Four cities celebrating Gai Jatra


From the view of historical importance Gai Jatra is mainly celebrated in Kathmandu. The procession of cow that goes around Kathmandu valley demonstrating their deceased family member from the past year. King Pratap Malla asked to bring the cow procession before the sad queen. Then people tried their best with different costumes and humorous acts. The dance and procession finally gave queen smile on her face. The smile at the moment was temporary but the procession gave queen a big relief. She knew that there are several deaths in the city during the period and she is not alone. Death is the natural phenomenon and no one has control on it. According to the traditions since times immemorial, every family who has lost someone during the past year must participate in a procession through the streets of Kathmandu leading a cow.

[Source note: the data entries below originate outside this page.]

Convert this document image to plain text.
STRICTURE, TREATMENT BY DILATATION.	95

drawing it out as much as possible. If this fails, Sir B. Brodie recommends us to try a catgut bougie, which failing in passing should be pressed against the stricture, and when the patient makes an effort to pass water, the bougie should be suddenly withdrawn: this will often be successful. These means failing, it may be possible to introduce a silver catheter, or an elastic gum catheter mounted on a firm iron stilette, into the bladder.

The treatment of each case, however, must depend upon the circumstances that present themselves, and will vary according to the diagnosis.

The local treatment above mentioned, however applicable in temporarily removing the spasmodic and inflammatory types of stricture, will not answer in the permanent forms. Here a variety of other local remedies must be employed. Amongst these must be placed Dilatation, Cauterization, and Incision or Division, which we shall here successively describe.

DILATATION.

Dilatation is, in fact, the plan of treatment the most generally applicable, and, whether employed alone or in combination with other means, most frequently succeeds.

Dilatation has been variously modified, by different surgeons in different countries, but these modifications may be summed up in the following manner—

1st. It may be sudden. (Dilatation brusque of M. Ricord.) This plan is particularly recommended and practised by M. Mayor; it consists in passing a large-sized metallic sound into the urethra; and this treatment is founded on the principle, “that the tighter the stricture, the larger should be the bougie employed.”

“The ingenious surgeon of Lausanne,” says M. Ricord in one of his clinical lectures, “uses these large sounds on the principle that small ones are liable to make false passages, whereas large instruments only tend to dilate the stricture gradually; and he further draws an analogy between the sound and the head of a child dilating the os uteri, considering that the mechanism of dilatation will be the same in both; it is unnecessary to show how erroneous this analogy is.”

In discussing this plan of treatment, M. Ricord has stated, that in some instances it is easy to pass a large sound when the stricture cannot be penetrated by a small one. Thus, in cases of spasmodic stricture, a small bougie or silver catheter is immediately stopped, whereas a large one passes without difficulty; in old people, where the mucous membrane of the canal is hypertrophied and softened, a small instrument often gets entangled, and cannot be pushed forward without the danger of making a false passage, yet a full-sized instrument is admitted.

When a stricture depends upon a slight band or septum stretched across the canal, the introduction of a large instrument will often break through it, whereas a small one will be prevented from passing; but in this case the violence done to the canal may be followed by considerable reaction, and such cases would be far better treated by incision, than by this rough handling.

But as Nepal is entering the developing era and most of Kathmandu Valley’s population have modified the form of domestic animal, cows have been replaced by dogs and cats, now young boys dress up as cows, and parade through the streets, thereby helping the deceased to find their niche in the afterlife.

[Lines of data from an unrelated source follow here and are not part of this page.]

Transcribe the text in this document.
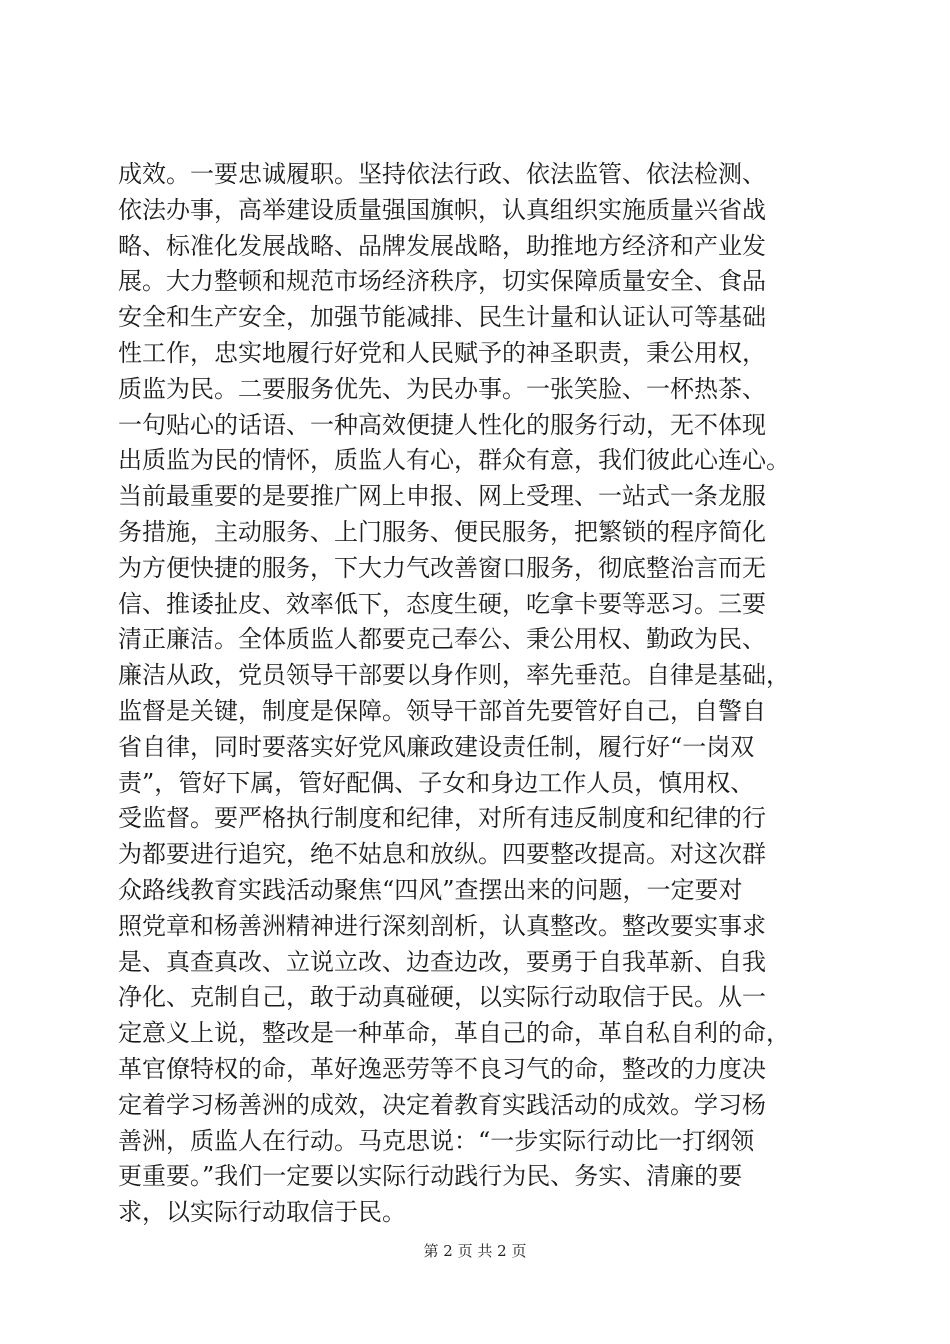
成效。一要忠诚履职。坚持依法行政、依法监管、依法检测、
依法办事，高举建设质量强国旗帜，认真组织实施质量兴省战
略、标准化发展战略、品牌发展战略，助推地方经济和产业发
展。大力整顿和规范市场经济秩序，切实保障质量安全、食品
安全和生产安全，加强节能减排、民生计量和认证认可等基础
性工作，忠实地履行好党和人民赋予的神圣职责，秉公用权，
质监为民。二要服务优先、为民办事。一张笑脸、一杯热茶、
一句贴心的话语、一种高效便捷人性化的服务行动，无不体现
出质监为民的情怀，质监人有心，群众有意，我们彼此心连心。
当前最重要的是要推广网上申报、网上受理、一站式一条龙服
务措施，主动服务、上门服务、便民服务，把繁锁的程序简化
为方便快捷的服务，下大力气改善窗口服务，彻底整治言而无
信、推诿扯皮、效率低下，态度生硬，吃拿卡要等恶习。三要
清正廉洁。全体质监人都要克己奉公、秉公用权、勤政为民、
廉洁从政，党员领导干部要以身作则，率先垂范。自律是基础，
监督是关键，制度是保障。领导干部首先要管好自己，自警自
省自律，同时要落实好党风廉政建设责任制，履行好“一岗双
责”，管好下属，管好配偶、子女和身边工作人员，慎用权、
受监督。要严格执行制度和纪律，对所有违反制度和纪律的行
为都要进行追究，绝不姑息和放纵。四要整改提高。对这次群
众路线教育实践活动聚焦“四风”查摆出来的问题，一定要对
照党章和杨善洲精神进行深刻剖析，认真整改。整改要实事求
是、真查真改、立说立改、边查边改，要勇于自我革新、自我
净化、克制自己，敢于动真碰硬，以实际行动取信于民。从一
定意义上说，整改是一种革命，革自己的命，革自私自利的命，
革官僚特权的命，革好逸恶劳等不良习气的命，整改的力度决
定着学习杨善洲的成效，决定着教育实践活动的成效。学习杨
善洲，质监人在行动。马克思说：“一步实际行动比一打纲领
更重要。”我们一定要以实际行动践行为民、务实、清廉的要
求，以实际行动取信于民。
第 2 页 共 2 页
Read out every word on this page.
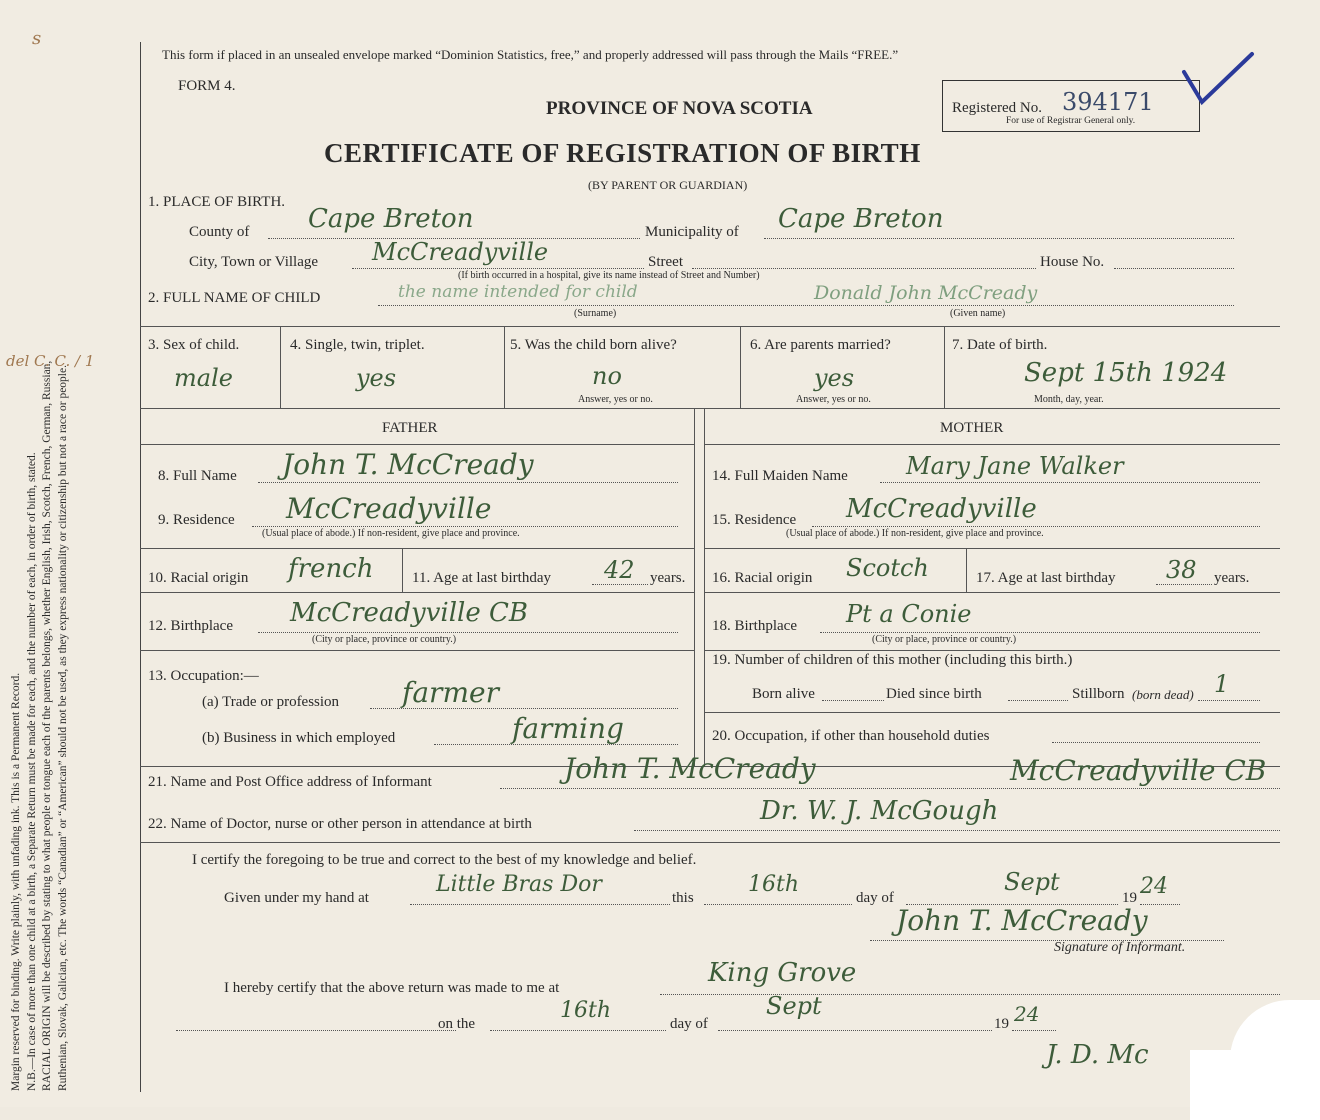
Margin reserved for binding. Write plainly, with unfading ink. This is a Permanent Record. N.B.—In case of more than one child at a birth, a Separate Return must be made for each, and the number of each, in order of birth, stated. RACIAL ORIGIN will be described by stating to what people or tongue each of the parents belongs, whether English, Irish, Scotch, French, German, Russian, Ruthenian, Slovak, Galician, etc. The words “Canadian” or “American” should not be used, as they express nationality or citizenship but not a race or people.
s
del C. C. / 1
This form if placed in an unsealed envelope marked “Dominion Statistics, free,” and properly addressed will pass through the Mails “FREE.”
FORM 4.
PROVINCE OF NOVA SCOTIA
CERTIFICATE OF REGISTRATION OF BIRTH
(BY PARENT OR GUARDIAN)
Registered No. 394171
For use of Registrar General only.
1. PLACE OF BIRTH.
County of Cape Breton	Municipality of Cape Breton
City, Town or Village McCreadyville	Street	House No.
(If birth occurred in a hospital, give its name instead of Street and Number)
2. FULL NAME OF CHILD	the name intended for child	Donald John McCready
(Surname)	(Given name)
3. Sex of child.
male
4. Single, twin, triplet.
yes
5. Was the child born alive?
no
Answer, yes or no.
6. Are parents married?
yes
Answer, yes or no.
7. Date of birth.
Sept 15th 1924
Month, day, year.
FATHER	MOTHER
8. Full Name John T. McCready	14. Full Maiden Name Mary Jane Walker
9. Residence McCreadyville
(Usual place of abode.) If non-resident, give place and province.
15. Residence McCreadyville
(Usual place of abode.) If non-resident, give place and province.
10. Racial origin french	11. Age at last birthday 42 years. 16. Racial origin Scotch	17. Age at last birthday 38 years.
12. Birthplace McCreadyville CB
(City or place, province or country.)
18. Birthplace Pt a Conie
(City or place, province or country.)
13. Occupation:—
(a) Trade or profession farmer
(b) Business in which employed	farming
19. Number of children of this mother (including this birth.)
Born alive	Died since birth	Stillborn (born dead) 1
20. Occupation, if other than household duties
21. Name and Post Office address of Informant	John T. McCready	McCreadyville CB
22. Name of Doctor, nurse or other person in attendance at birth	Dr. W. J. McGough
I certify the foregoing to be true and correct to the best of my knowledge and belief.
Given under my hand at
Little Bras Dor
this
16th
day of
Sept
19 24
John T. McCready
Signature of Informant.
I hereby certify that the above return was made to me at	King Grove
on the
16th
day of
Sept
19 24
J. D. Mc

Gai Jatra is also performed in Bhaktapur. To the amusement of the people, Bhaktapur has a flavor of its own, vastly different from Kathmandu and Patan. Apart from family members roaming around as a cow to help their departed ones, the main attraction there in Bhaktapur is the traditional dance of this festival called Ghentang ghisi’. In two long lines, girls and boys face one another; striking each other’s stick in alternating slow and fast tempo of drummers, making an electrifying thud. It has been a while that girls too are allowed to participate in Ghentang ghisi’. These days one can see girls tapping feet to the rhythm and few of them beating traditional drums and clashing cymbals. The line is followed by bamboo structures covered with colorful cloth and painted pictures/clay-molds of cows symbolizing the dead. One can easily figure out whether it is for male or female. If the deceased one is male then the tall-erected bamboo is wrapped by plain white cloth, and Haku patasi (Newari traditional wear for woman) is used to cover bamboo, for woman. The line circumambulates whole Bhaktapur Durbar Square, which ends with elaborated bhoj (party)

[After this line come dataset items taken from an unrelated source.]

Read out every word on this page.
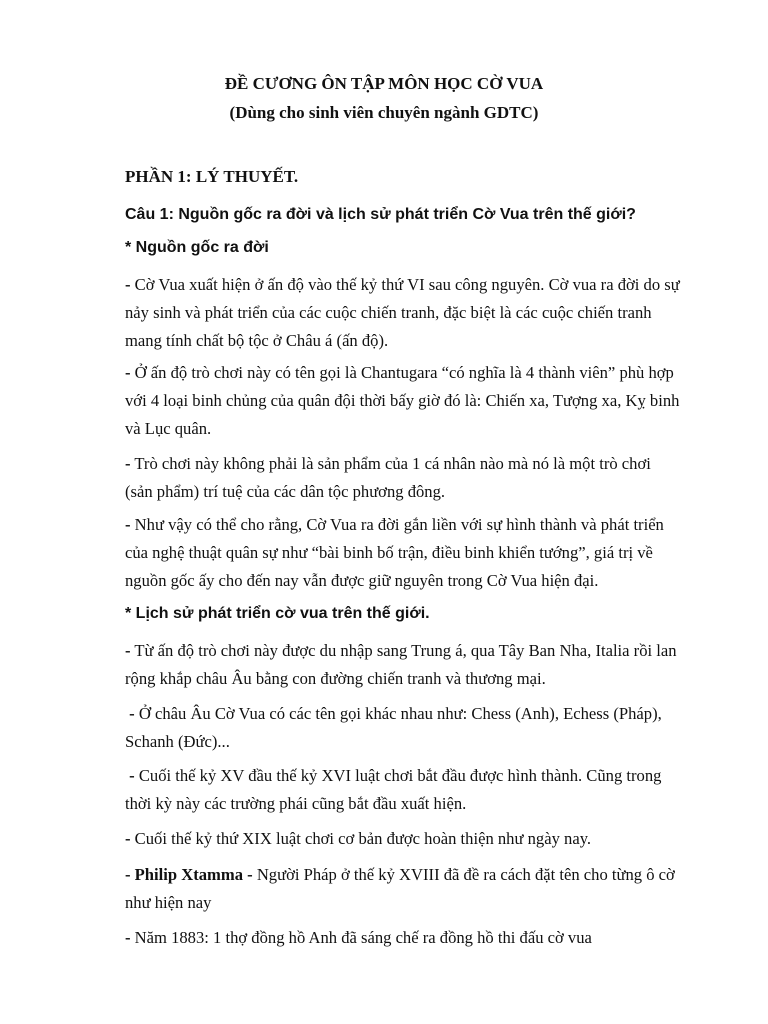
ĐỀ CƯƠNG ÔN TẬP MÔN HỌC CỜ VUA
(Dùng cho sinh viên chuyên ngành GDTC)
PHẦN 1: LÝ THUYẾT.
Câu 1: Nguồn gốc ra đời và lịch sử phát triển Cờ Vua trên thế giới?
* Nguồn gốc ra đời
- Cờ Vua xuất hiện ở ấn độ vào thế kỷ thứ VI sau công nguyên. Cờ vua ra đời do sự
nảy sinh và phát triển của các cuộc chiến tranh, đặc biệt là các cuộc chiến tranh
mang tính chất bộ tộc ở Châu á (ấn độ).
- Ở ấn độ trò chơi này có tên gọi là Chantugara “có nghĩa là 4 thành viên” phù hợp
với 4 loại binh chủng của quân đội thời bấy giờ đó là: Chiến xa, Tượng xa, Kỵ binh
và Lục quân.
- Trò chơi này không phải là sản phẩm của 1 cá nhân nào mà nó là một trò chơi
(sản phẩm) trí tuệ của các dân tộc phương đông.
- Như vậy có thể cho rằng, Cờ Vua ra đời gắn liền với sự hình thành và phát triển
của nghệ thuật quân sự như “bài binh bố trận, điều binh khiển tướng”, giá trị về
nguồn gốc ấy cho đến nay vẫn được giữ nguyên trong Cờ Vua hiện đại.
* Lịch sử phát triển cờ vua trên thế giới.
- Từ ấn độ trò chơi này được du nhập sang Trung á, qua Tây Ban Nha, Italia rồi lan
rộng khắp châu Âu bằng con đường chiến tranh và thương mại.
- Ở châu Âu Cờ Vua có các tên gọi khác nhau như: Chess (Anh), Echess (Pháp),
Schanh (Đức)...
- Cuối thế kỷ XV đầu thế kỷ XVI luật chơi bắt đầu được hình thành. Cũng trong
thời kỳ này các trường phái cũng bắt đầu xuất hiện.
- Cuối thế kỷ thứ XIX luật chơi cơ bản được hoàn thiện như ngày nay.
- Philip Xtamma - Người Pháp ở thế kỷ XVIII đã đề ra cách đặt tên cho từng ô cờ
như hiện nay
- Năm 1883: 1 thợ đồng hồ Anh đã sáng chế ra đồng hồ thi đấu cờ vua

In Kritipur, Gai Jatra is celebrated in a unique way. Families who have lost their be-loved ones participate in a procession for whole day. People wear masks and colorful clothes on the procession. Similarly, some people specially children disguise themselves as a cow and ‘Jogis’. In the same occasion the special dance that is named “Tir-Ku-Lar-Ku” in “Panga” and “Dhe-Dhe-Pa-Pa” is performed in kritipur.


Patan is also one of the cities where Gai jatra is performed and celebrated. It seems that this festival is the place to vent out all the humorous fillings inside of one’s head. Crowds gather on the temple steps and in the balconies and at the windows of the houses, passed by the procession in their well calculated route, to watch outrageously garbed citizens blatantly burlesquing Nepalese institutions, social and religious customs, the government, and sometimes the gods themselves. Somehow its more colorful and extravagant than Kathmandu. The crowd is at its highest during the celebration of this festival. The moment they parade with bands, happy very often under the influence of home-brewed libations, to clown before the waiting crowds is one of the special moments during this whole procession as it’s a way of celebrating the Gai Jatra by the people from Patan.

Hence, the present form of Gai Jatra is a happy blending of antiquity and medievalism as it enables the people to accept the reality of death and to prepare oneself for the life after death. There’s even a saying in Hinduism “whatever a man does in his life is to prepare himself for the life which lies a wait for him after death”.